Description
Supppose you have:
#content { flow-from: myContentFlow } /* NOTE: C and F in myContentFlow are uppercased */
#region { flow-into: myContentFlow }
Internally, the CSS flow name gets lowercased to mycontentflow
. If later you execute this Javascript:
var myContentFlow = document.getNamedFlows()["myContentFlow"];
as the key we are looking up is the original and not the lowercased one, lookup fails and myContentFlow gets assigned the undefined
value. Usually this reference will get accessed afterwards, causing an exception.
With document.getNamedFlow(...)
it gets worse. If you invoke:
var myContentFlow = document.getNamedFlow("myContentFlow");
the parameter to document.getNamedFlow(...)
does not get lowercased, with the result that the flow lookup does not succeed, and getNamedFlow(...)

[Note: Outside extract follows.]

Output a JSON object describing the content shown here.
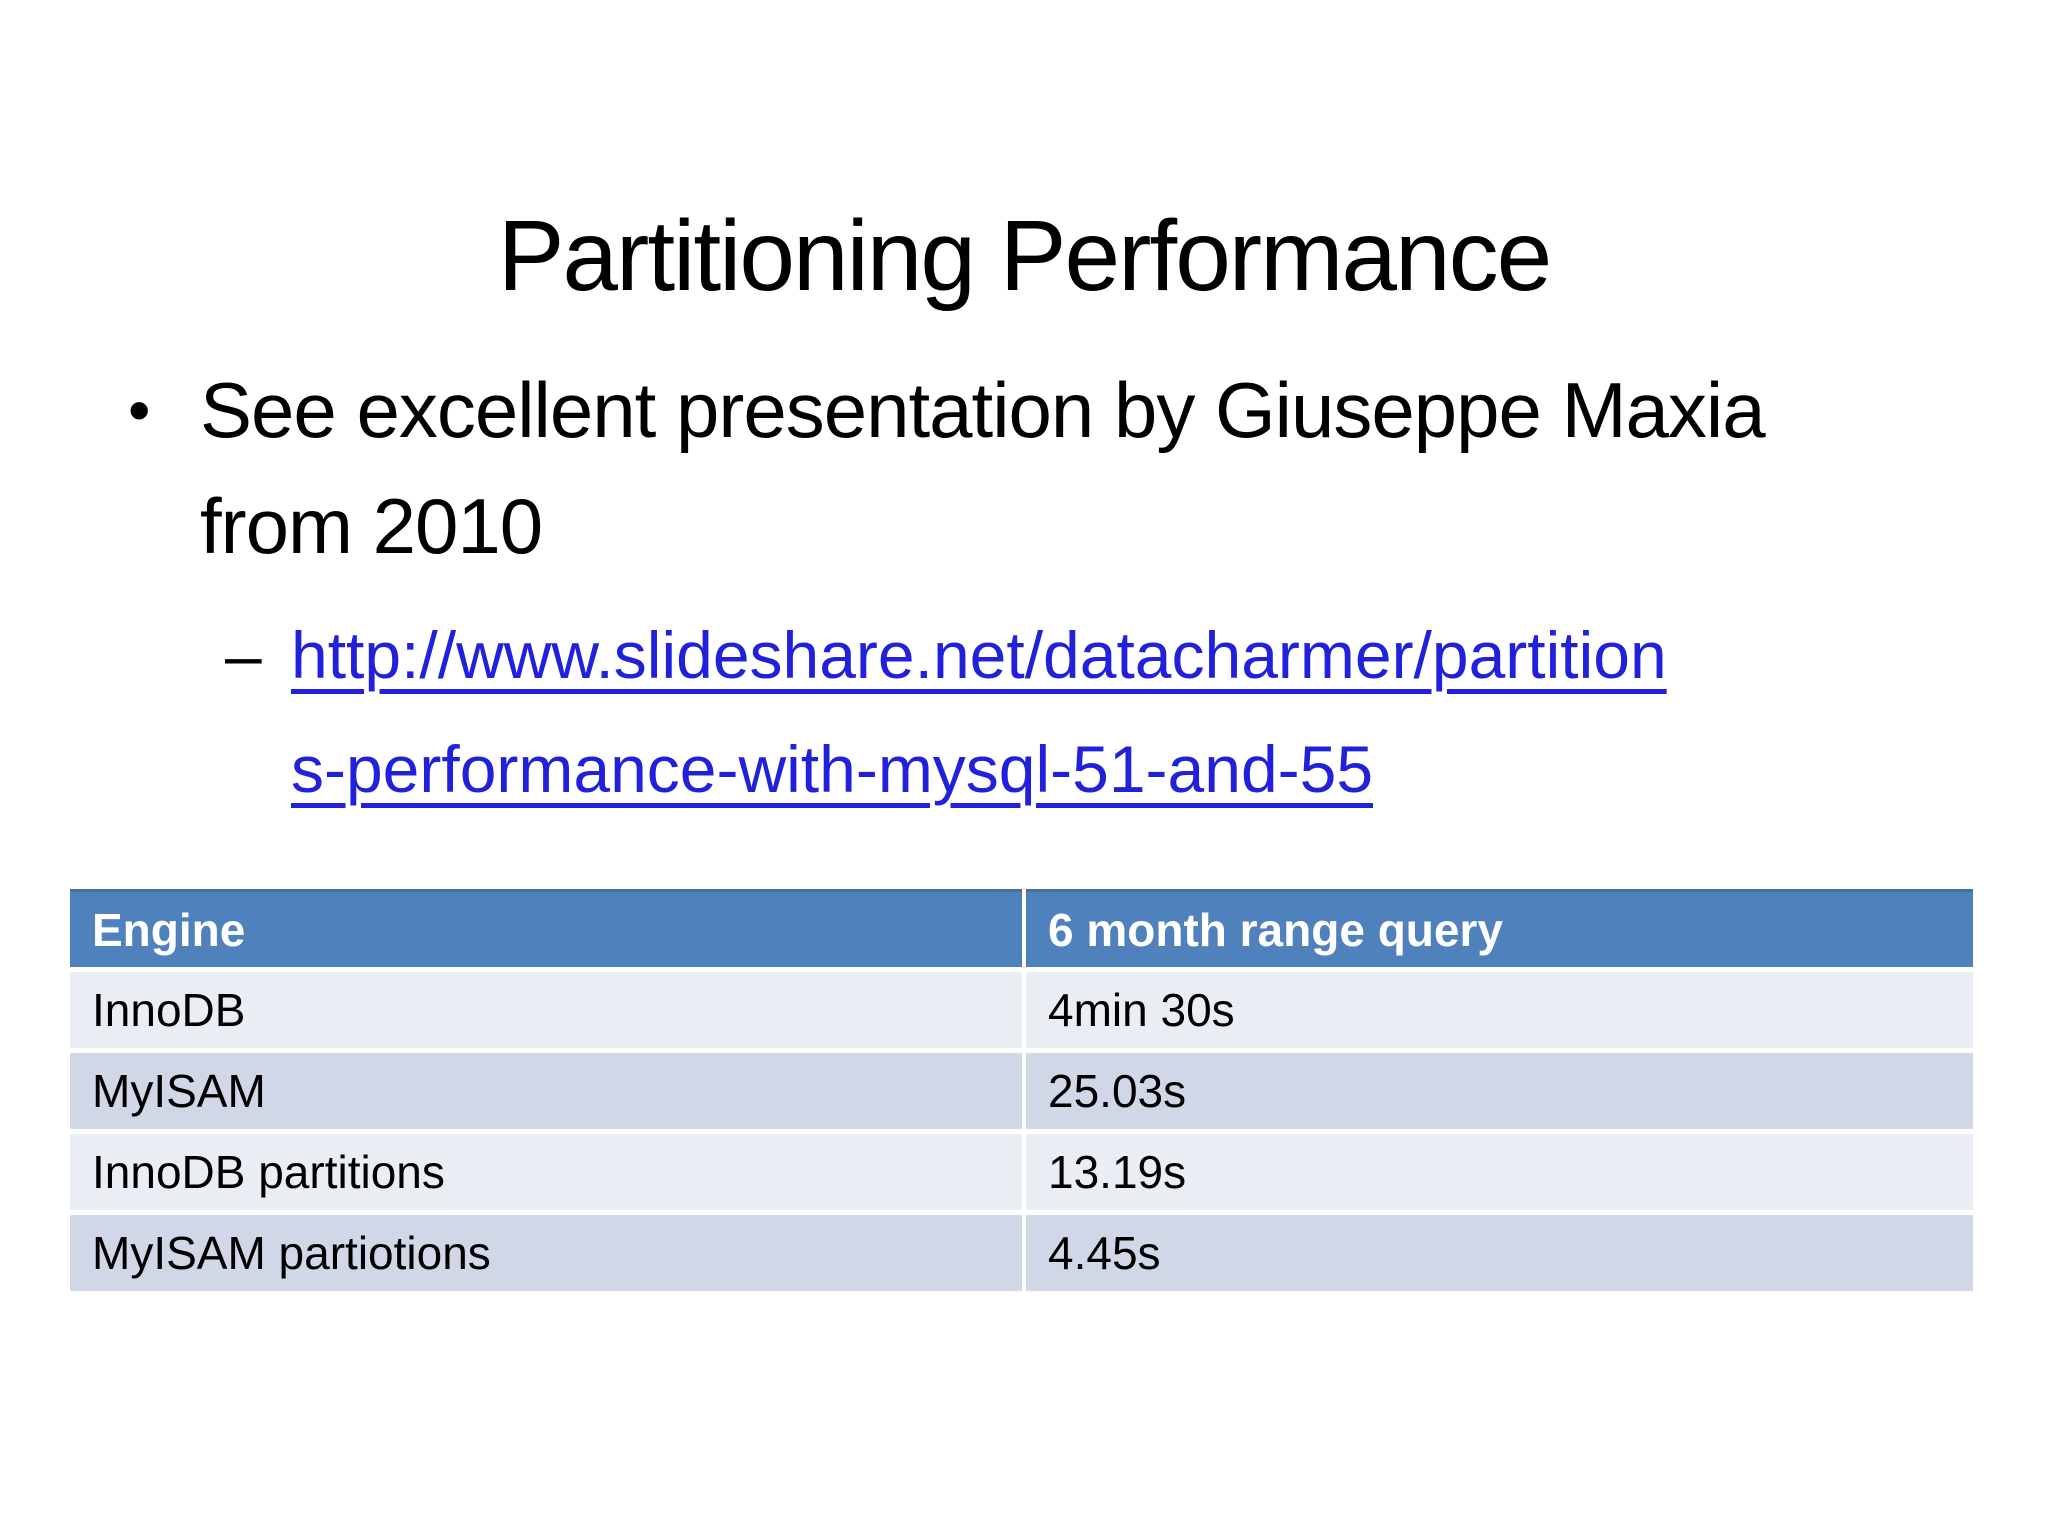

returns a new, "empty" flow (why? It's supposed to be a read access). The typical end result is that, without any warnings, the flow looks "dead": events not firing, properties not updating, ... Actually the flow is pretty much alive, it's just that we got a reference to an "artificial" flow instance that will never get updated, instead of a reference to the "good" flow.
document.getNamedFlows().namedItem("myContentFlow")
behaves in a similar way to document.getNamedFlow("myContentFlow")
.
The obvious workaround is to limit flow names to lowercase ones to avoid this problem, but I think this should be addressed: either allow CSS flow names with uppercase characters or uniformly "translate" flow names to the internal form.